At that point, 19 seconds looks great, as lower latency startup times allow for much more efficient autoscaling.
Definitely -- and yet it's kinda a feat compared to other solutions: when i tried Runpod Serverless i could wait up to five minutes for a cold start to a even more smaller model than a 4B.
If you were running a real business with these would the aim not be to overprovision and to setup auto scaling in such a way that you always have excess capacity?
That seems to be the gist of it. You cannot rely on serverless alone and you need one or many pre-warmed instances at all times. This distinction is rarely mentioned in serverless GPU spaces yet has been my experience in general.
When scaling from 0 to 1 instances, yes, you have to wait 19 seconds.
For scaling N --> N+1 - If you configure the correct concurrency value (the number of parallel requests one instance can handle), Cloud Run will scale up to additional instances when getting to X% (I think it's 70%).

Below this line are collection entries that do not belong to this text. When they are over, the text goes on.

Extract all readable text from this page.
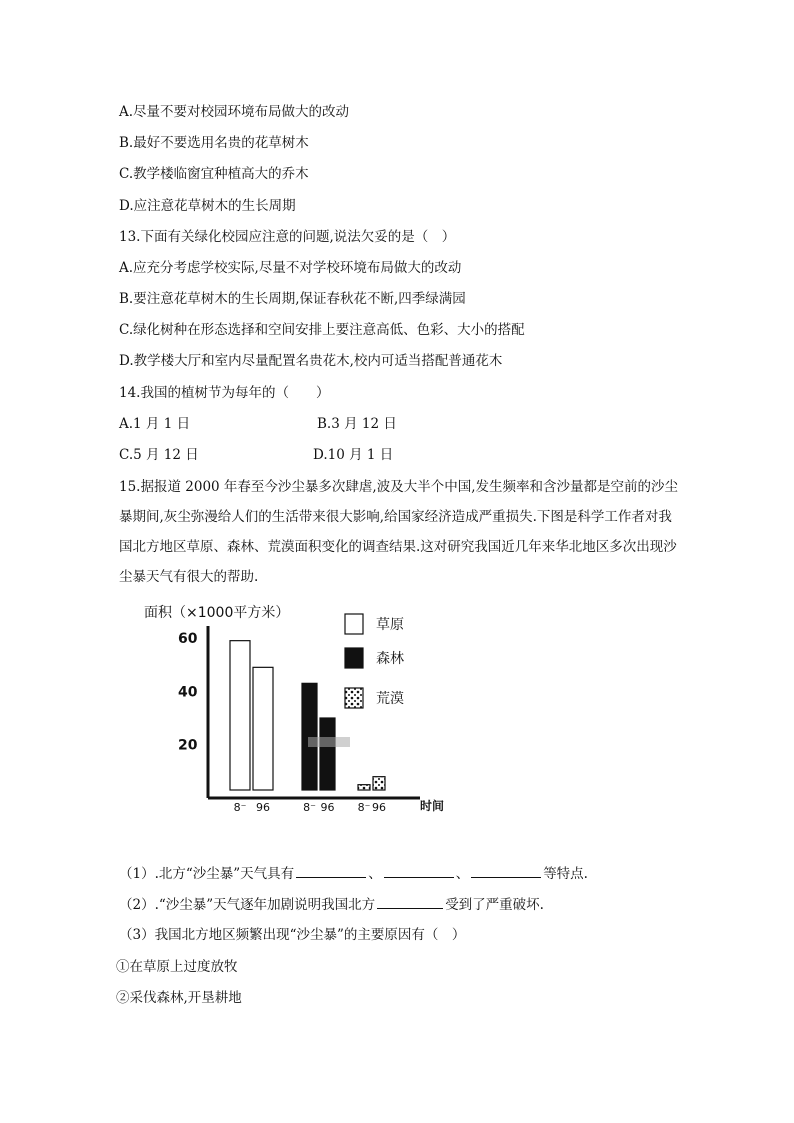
A.尽量不要对校园环境布局做大的改动
B.最好不要选用名贵的花草树木
C.教学楼临窗宜种植高大的乔木
D.应注意花草树木的生长周期
13.下面有关绿化校园应注意的问题,说法欠妥的是（　）
A.应充分考虑学校实际,尽量不对学校环境布局做大的改动
B.要注意花草树木的生长周期,保证春秋花不断,四季绿满园
C.绿化树种在形态选择和空间安排上要注意高低、色彩、大小的搭配
D.教学楼大厅和室内尽量配置名贵花木,校内可适当搭配普通花木
14.我国的植树节为每年的（　　）
A.1 月 1 日	B.3 月 12 日
C.5 月 12 日	D.10 月 1 日
15.据报道 2000 年春至今沙尘暴多次肆虐,波及大半个中国,发生频率和含沙量都是空前的沙尘暴期间,灰尘弥漫给人们的生活带来很大影响,给国家经济造成严重损失.下图是科学工作者对我国北方地区草原、森林、荒漠面积变化的调查结果.这对研究我国近几年来华北地区多次出现沙尘暴天气有很大的帮助.
面积（×1000平方米）
20
40
60
时间
8⁻ 96	8⁻ 96 8⁻ 96
草原
森林
荒漠
（1）.北方“沙尘暴”天气具有	、	、	等特点.
（2）.“沙尘暴”天气逐年加剧说明我国北方	受到了严重破坏.
（3）我国北方地区频繁出现“沙尘暴”的主要原因有（　）
①在草原上过度放牧
②采伐森林,开垦耕地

That will be before the instance is fully exhausted.
So your users should not experience the 19 seconds cold start.
This is my biggest pet-peeve with serverless GPU. 19 seconds is a horrible latency from the user’s perspective and that’s a best case scenario.
If this is the best one of the most experienced teams in the world can do, with a small 4B model, then it feels like serverless is really restricted to non-interactive use cases.